1

We use cookies. Read the Privacy and Cookie Policy

1

Единение с Богом составляет смысл и цель религиозного делания. Это то, ради чего человек совершает свое религиозное очищение; то, к чему стремится и восходит религиозный опыт; то, что достигается в свободной, искренней и цельной молитве. На протяжении всей истории в религиях самого различного уровня и самого различного строения человек искал и будет искать этого единения. Оно оказывается тем более возможным и реальным, тем более благодатным и плодотворным, чем свободнее, чем духовнее, чем предметнее и искреннее тот акт, которым человек осуществляет это единение. Иными словами: единение с Богом осуществляется (или соответственно не осуществляется) молитвой человека. И можно заранее сказать, что те «молитвы», которыми единение не осуществляется, которые «до Бога не доходят», в сущности говоря, не заслуживают своего драгоценного наименования.

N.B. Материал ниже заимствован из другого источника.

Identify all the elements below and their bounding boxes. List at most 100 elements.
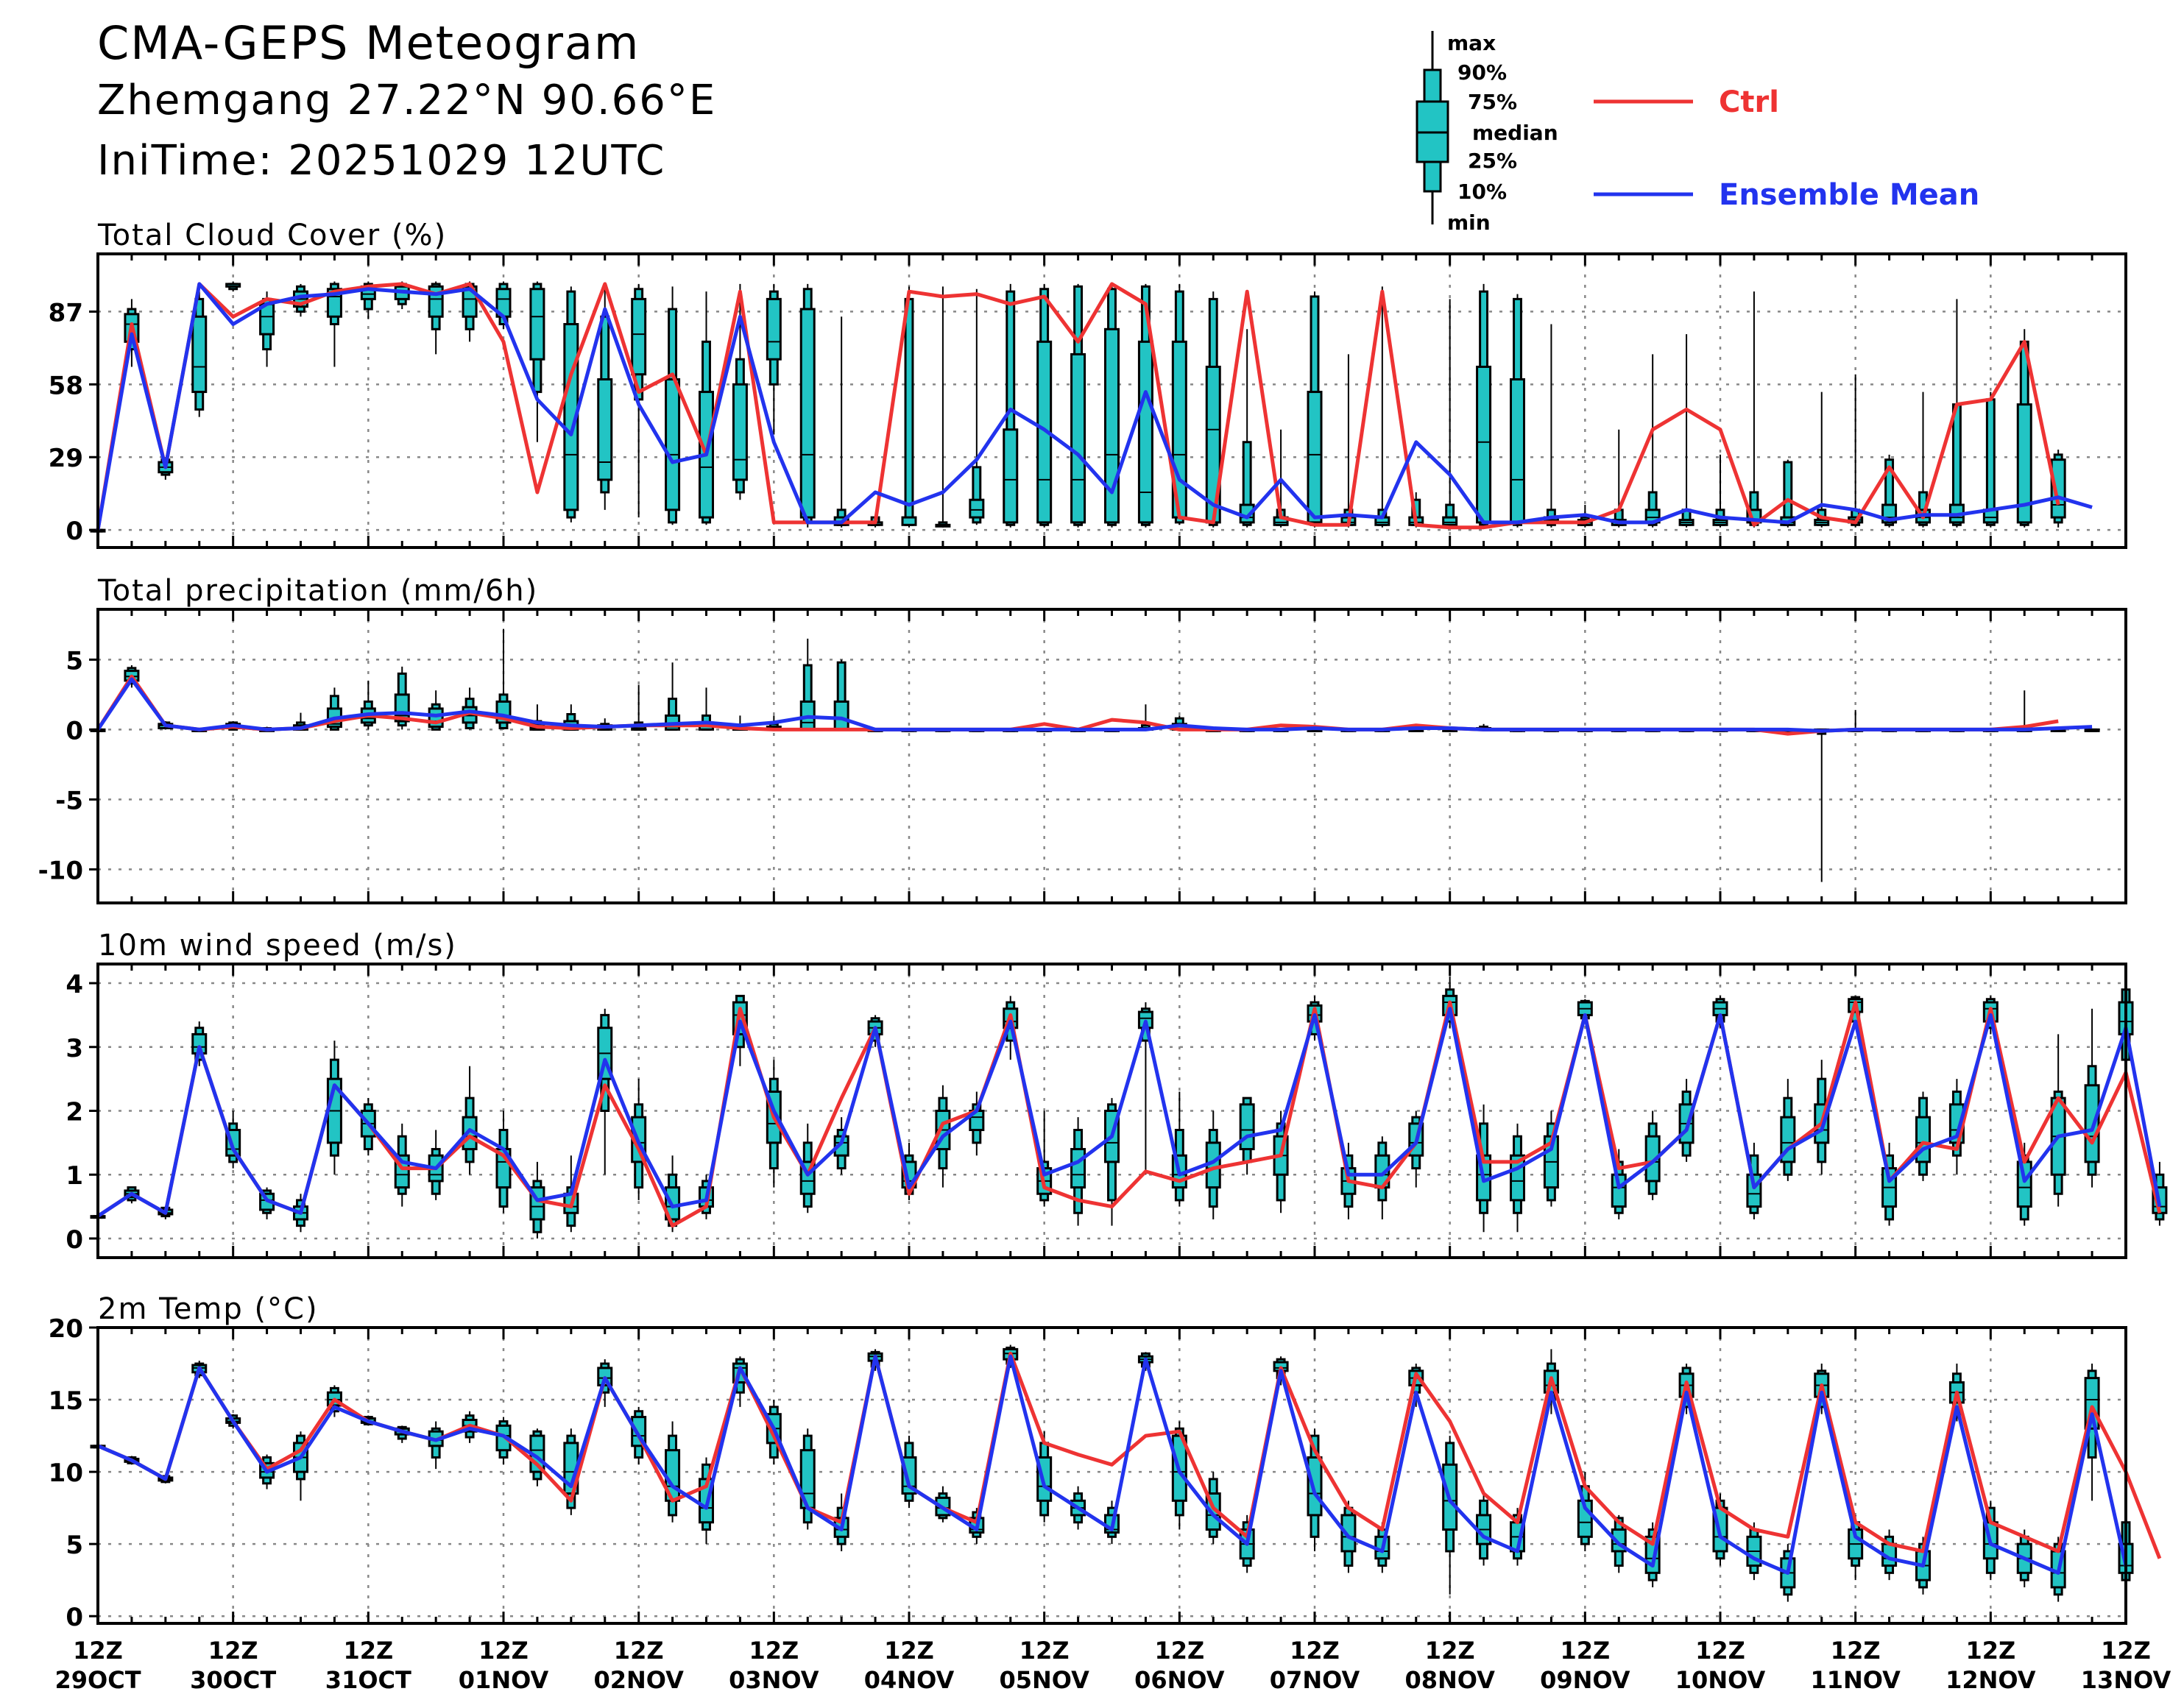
box-p25-p75 (1611, 1173, 1627, 1208)
box-p10-p90 (904, 297, 914, 526)
x-tick-label-date: 11NOV (1810, 1666, 1901, 1694)
y-tick-label: 0 (66, 716, 83, 745)
x-tick-label-hour: 12Z (1831, 1637, 1881, 1665)
chart-title: CMA-GEPS Meteogram (97, 16, 640, 70)
legend-box-label: median (1472, 121, 1558, 145)
box-p25-p75 (901, 516, 917, 526)
x-tick-label-date: 10NOV (1675, 1666, 1766, 1694)
ensemble-mean-line (96, 282, 2093, 531)
box-p25-p75 (597, 378, 613, 481)
x-tick-label-date: 08NOV (1404, 1666, 1495, 1694)
y-tick-label: -10 (38, 856, 83, 885)
box-p25-p75 (1036, 340, 1053, 524)
box-p10-p90 (1647, 491, 1658, 526)
box-p25-p75 (1003, 428, 1019, 524)
panel-title: 2m Temp (°C) (98, 1292, 319, 1326)
y-tick-label: 0 (66, 1225, 83, 1255)
y-tick-label: 1 (66, 1161, 83, 1191)
box-p25-p75 (529, 288, 545, 361)
box-p10-p90 (1783, 461, 1793, 526)
legend-box-label: 90% (1457, 60, 1507, 85)
x-tick-label-hour: 12Z (614, 1637, 664, 1665)
y-tick-label: 10 (49, 1459, 83, 1488)
panel-frame (96, 1326, 2127, 1625)
x-tick-label-date: 13NOV (2081, 1666, 2171, 1694)
x-tick-label-date: 03NOV (729, 1666, 819, 1694)
location-label: Zhemgang 27.22°N 90.66°E (97, 77, 717, 124)
box-p25-p75 (969, 498, 985, 519)
x-tick-label-hour: 12Z (343, 1637, 393, 1665)
x-tick-label-date: 01NOV (459, 1666, 549, 1694)
x-tick-label-hour: 12Z (73, 1637, 123, 1665)
legend-mean-label: Ensemble Mean (1719, 178, 1979, 212)
box-p25-p75 (833, 700, 849, 731)
x-tick-label-hour: 12Z (1154, 1637, 1204, 1665)
ensemble-mean-line (97, 1354, 2128, 1575)
box-p25-p75 (2084, 1084, 2100, 1163)
x-tick-label-hour: 12Z (884, 1637, 934, 1665)
box-p25-p75 (1137, 340, 1153, 524)
x-tick-label-date: 04NOV (864, 1666, 955, 1694)
x-tick-label-date: 29OCT (54, 1666, 141, 1694)
box-p25-p75 (2050, 458, 2066, 519)
y-tick-label: 4 (66, 970, 83, 999)
panel-title: 10m wind speed (m/s) (98, 929, 457, 963)
y-tick-label: 20 (49, 1314, 83, 1344)
y-tick-label: 2 (66, 1098, 83, 1127)
y-tick-label: 3 (66, 1034, 83, 1063)
ctrl-series-line (96, 674, 2059, 736)
box-p25-p75 (665, 378, 681, 511)
y-tick-label: -5 (55, 786, 83, 815)
x-tick-label-date: 09NOV (1540, 1666, 1630, 1694)
box-p25-p75 (1307, 391, 1323, 524)
ensemble-mean-line (96, 1007, 2162, 1218)
x-tick-label-date: 30OCT (190, 1666, 276, 1694)
x-tick-label-date: 05NOV (999, 1666, 1089, 1694)
y-tick-label: 0 (66, 517, 83, 546)
panel-frame (96, 252, 2127, 549)
x-tick-label-date: 02NOV (593, 1666, 684, 1694)
box-p10-p90 (1242, 441, 1252, 526)
box-p25-p75 (732, 383, 748, 481)
legend-box-label: 75% (1468, 90, 1517, 114)
box-p10-p90 (972, 466, 982, 524)
box-p25-p75 (191, 315, 208, 394)
legend-ctrl-label: Ctrl (1719, 85, 1779, 119)
x-tick-label-date: 31OCT (325, 1666, 411, 1694)
panel-frame (96, 963, 2127, 1259)
ensemble-mean-line (96, 677, 2093, 733)
box-p25-p75 (1476, 365, 1492, 524)
x-tick-label-hour: 12Z (1695, 1637, 1745, 1665)
x-tick-label-date: 06NOV (1134, 1666, 1225, 1694)
ctrl-series-line (97, 1351, 2162, 1559)
legend-box-label: max (1447, 31, 1496, 55)
box-p25-p75 (1340, 1514, 1357, 1553)
panel-frame (96, 608, 2127, 904)
box-p25-p75 (1644, 1135, 1661, 1183)
box-p25-p75 (1510, 378, 1525, 524)
x-tick-label-date: 07NOV (1270, 1666, 1360, 1694)
panel-title: Total precipitation (mm/6h) (97, 574, 538, 608)
x-tick-label-hour: 12Z (208, 1637, 258, 1665)
box-p25-p75 (2016, 1160, 2032, 1208)
legend-box-label: 10% (1457, 180, 1507, 204)
box-p25-p75 (766, 297, 782, 361)
box-p10-p90 (1985, 398, 1996, 526)
y-tick-label: 15 (49, 1386, 83, 1416)
box-p10-p90 (1884, 458, 1895, 526)
x-tick-label-hour: 12Z (2101, 1637, 2151, 1665)
box-p25-p75 (1442, 516, 1458, 526)
x-tick-label-hour: 12Z (1965, 1637, 2015, 1665)
y-tick-label: 5 (66, 646, 83, 676)
init-time-label: IniTime: 20251029 12UTC (97, 137, 666, 185)
box-p25-p75 (1070, 352, 1086, 524)
box-p25-p75 (1070, 1148, 1086, 1189)
ctrl-series-line (96, 282, 2060, 531)
box-p25-p75 (1239, 1103, 1255, 1151)
x-tick-label-hour: 12Z (1425, 1637, 1475, 1665)
legend-box-label: min (1447, 210, 1491, 235)
x-tick-label-date: 12NOV (1946, 1666, 2036, 1694)
legend-box-label: 25% (1468, 149, 1517, 173)
box-p25-p75 (631, 297, 647, 376)
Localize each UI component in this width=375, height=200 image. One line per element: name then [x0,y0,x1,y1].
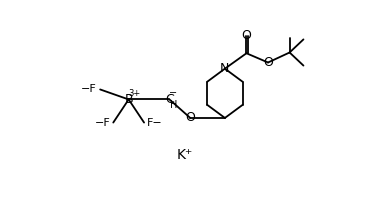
Text: H: H [170,100,178,110]
Text: −: − [169,88,177,98]
Text: O: O [263,56,273,69]
Text: K⁺: K⁺ [177,148,193,162]
Text: B: B [124,93,133,106]
Text: −F: −F [81,84,97,94]
Text: N: N [220,62,230,75]
Text: O: O [242,29,251,42]
Text: C: C [165,93,174,106]
Text: −F: −F [94,118,110,128]
Text: O: O [185,111,195,124]
Text: F−: F− [147,118,163,128]
Text: 3+: 3+ [128,89,140,98]
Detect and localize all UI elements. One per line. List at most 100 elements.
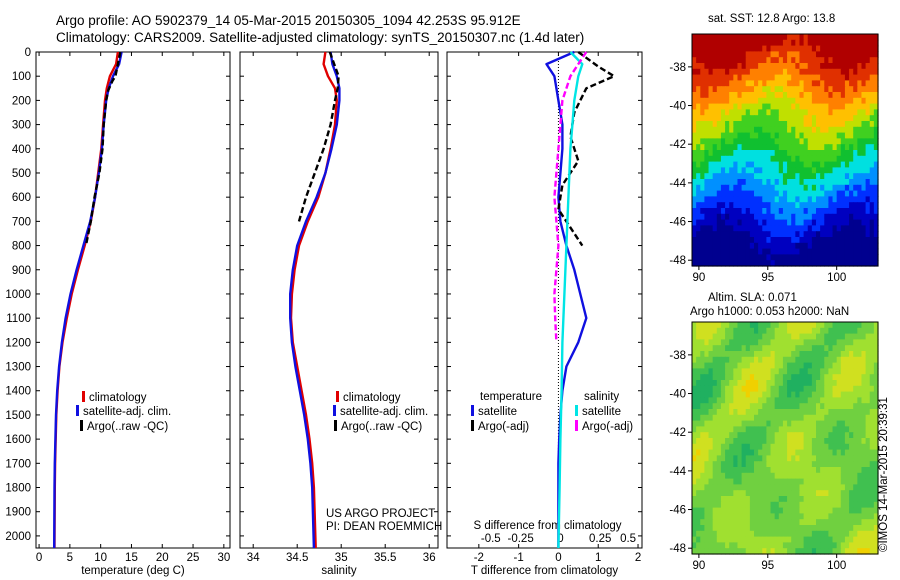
heatmap-cell <box>770 196 776 203</box>
heatmap-cell <box>762 496 767 503</box>
heatmap-cell <box>749 68 755 76</box>
heatmap-cell <box>811 351 817 358</box>
heatmap-cell <box>836 461 842 468</box>
y-tick-label: -46 <box>669 217 686 229</box>
heatmap-cell <box>807 380 813 387</box>
heatmap-cell <box>778 167 784 174</box>
heatmap-cell <box>725 391 730 398</box>
heatmap-cell <box>791 92 796 99</box>
heatmap-cell <box>716 225 722 232</box>
heatmap-cell <box>704 432 710 439</box>
heatmap-cell <box>733 196 739 203</box>
heatmap-cell <box>828 536 834 543</box>
heatmap-cell <box>696 548 701 555</box>
heatmap-cell <box>840 380 846 387</box>
heatmap-cell <box>733 86 739 93</box>
heatmap-cell <box>803 34 809 41</box>
heatmap-cell <box>758 248 763 255</box>
heatmap-cell <box>857 121 863 128</box>
heatmap-cell <box>816 74 821 81</box>
heatmap-cell <box>762 501 767 509</box>
heatmap-cell <box>861 356 867 364</box>
heatmap-cell <box>704 45 710 52</box>
heatmap-cell <box>873 409 879 416</box>
heatmap-cell <box>816 138 821 145</box>
heatmap-cell <box>774 397 780 404</box>
heatmap-cell <box>816 443 821 451</box>
heatmap-cell <box>708 368 714 375</box>
heatmap-cell <box>820 513 825 520</box>
heatmap-cell <box>865 438 871 445</box>
heatmap-cell <box>844 490 850 497</box>
heatmap-cell <box>692 339 697 346</box>
heatmap-cell <box>816 467 821 474</box>
heatmap-cell <box>733 208 739 215</box>
heatmap-cell <box>770 63 776 70</box>
y-tick-label: 1500 <box>5 410 31 422</box>
heatmap-cell <box>811 455 817 462</box>
heatmap-cell <box>774 39 780 47</box>
heatmap-cell <box>720 97 726 105</box>
heatmap-cell <box>844 34 850 41</box>
heatmap-cell <box>729 478 734 485</box>
heatmap-cell <box>754 542 759 549</box>
heatmap-cell <box>799 92 805 99</box>
y-tick-label: 1300 <box>5 362 31 374</box>
heatmap-cell <box>725 115 730 122</box>
heatmap-cell <box>865 420 871 427</box>
heatmap-cell <box>733 57 739 64</box>
heatmap-cell <box>795 525 801 532</box>
heatmap-cell <box>820 345 825 352</box>
heatmap-cell <box>749 391 755 398</box>
heatmap-cell <box>729 173 734 180</box>
heatmap-cell <box>865 455 871 462</box>
heatmap-cell <box>820 542 825 549</box>
heatmap-cell <box>778 202 784 209</box>
heatmap-cell <box>778 74 784 81</box>
heatmap-cell <box>704 426 710 433</box>
heatmap-cell <box>762 196 767 203</box>
heatmap-cell <box>832 86 838 93</box>
heatmap-cell <box>778 368 784 375</box>
heatmap-cell <box>840 150 846 157</box>
heatmap-cell <box>836 184 842 192</box>
heatmap-cell <box>741 351 747 358</box>
heatmap-cell <box>840 409 846 416</box>
heatmap-cell <box>716 190 722 197</box>
heatmap-cell <box>741 467 747 474</box>
heatmap-cell <box>811 190 817 197</box>
heatmap-cell <box>720 213 726 221</box>
heatmap-cell <box>770 333 776 340</box>
heatmap-cell <box>696 121 701 128</box>
heatmap-cell <box>770 126 776 134</box>
heatmap-cell <box>836 449 842 456</box>
heatmap-cell <box>720 132 726 139</box>
heatmap-cell <box>861 385 867 393</box>
heatmap-cell <box>708 242 714 250</box>
heatmap-cell <box>749 34 755 41</box>
heatmap-cell <box>865 68 871 76</box>
heatmap-cell <box>696 45 701 52</box>
heatmap-cell <box>861 484 867 491</box>
heatmap-cell <box>824 208 829 215</box>
heatmap-cell <box>745 225 751 232</box>
heatmap-cell <box>865 202 871 209</box>
heatmap-cell <box>873 420 879 427</box>
heatmap-cell <box>720 530 726 538</box>
heatmap-cell <box>737 51 743 58</box>
heatmap-cell <box>873 397 879 404</box>
heatmap-cell <box>865 248 871 255</box>
heatmap-cell <box>861 380 867 387</box>
heatmap-cell <box>745 57 751 64</box>
heatmap-cell <box>778 327 784 335</box>
heatmap-cell <box>716 391 722 398</box>
heatmap-cell <box>704 219 710 226</box>
heatmap-cell <box>840 86 846 93</box>
heatmap-cell <box>803 513 809 520</box>
heatmap-cell <box>745 519 751 526</box>
heatmap-cell <box>700 132 705 139</box>
heatmap-cell <box>828 496 834 503</box>
heatmap-cell <box>749 242 755 250</box>
heatmap-cell <box>729 179 734 186</box>
heatmap-cell <box>861 103 867 110</box>
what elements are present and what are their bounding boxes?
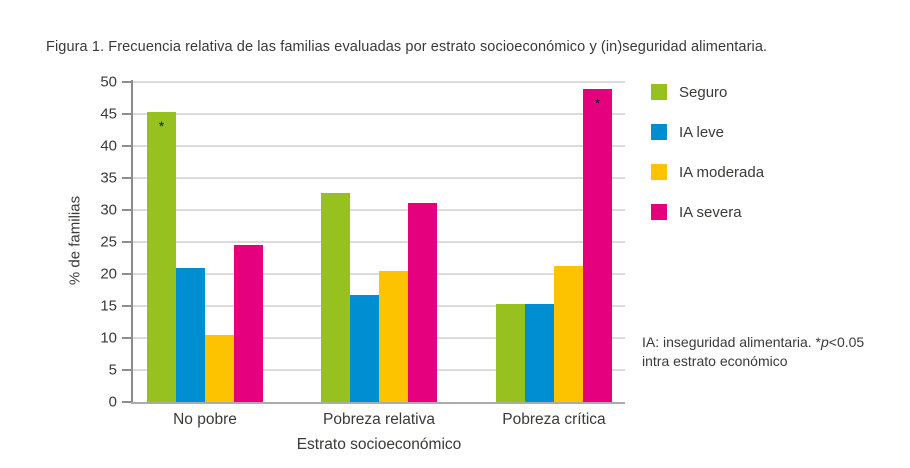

Молитва есть не что иное, как выхождение из первозданного и неизбывного человеческого одиночества и «простирание» души к Богу. Это «простирание» бывает не всегда уверенным и верующим:[536] оно может быть вопрошающим, ищущим, сомневающимся и даже отчаивающимся. Оно бывает не всегда осмысленным, продуманным и оформленным; оно бывает часто неумелым, недоумевающим, растерянным и беспомощным. Оно бывает иногда кратчайшим во времени, лучеозаряющим, молниеобразным, неуловимым, неповторимым и вообще трудноописуемым. Но человек может быть уверен, что Бог внемлет всякому обращению: и отчаивающемуся, и беспомощному, и сомневающемуся, и даже ропщущему.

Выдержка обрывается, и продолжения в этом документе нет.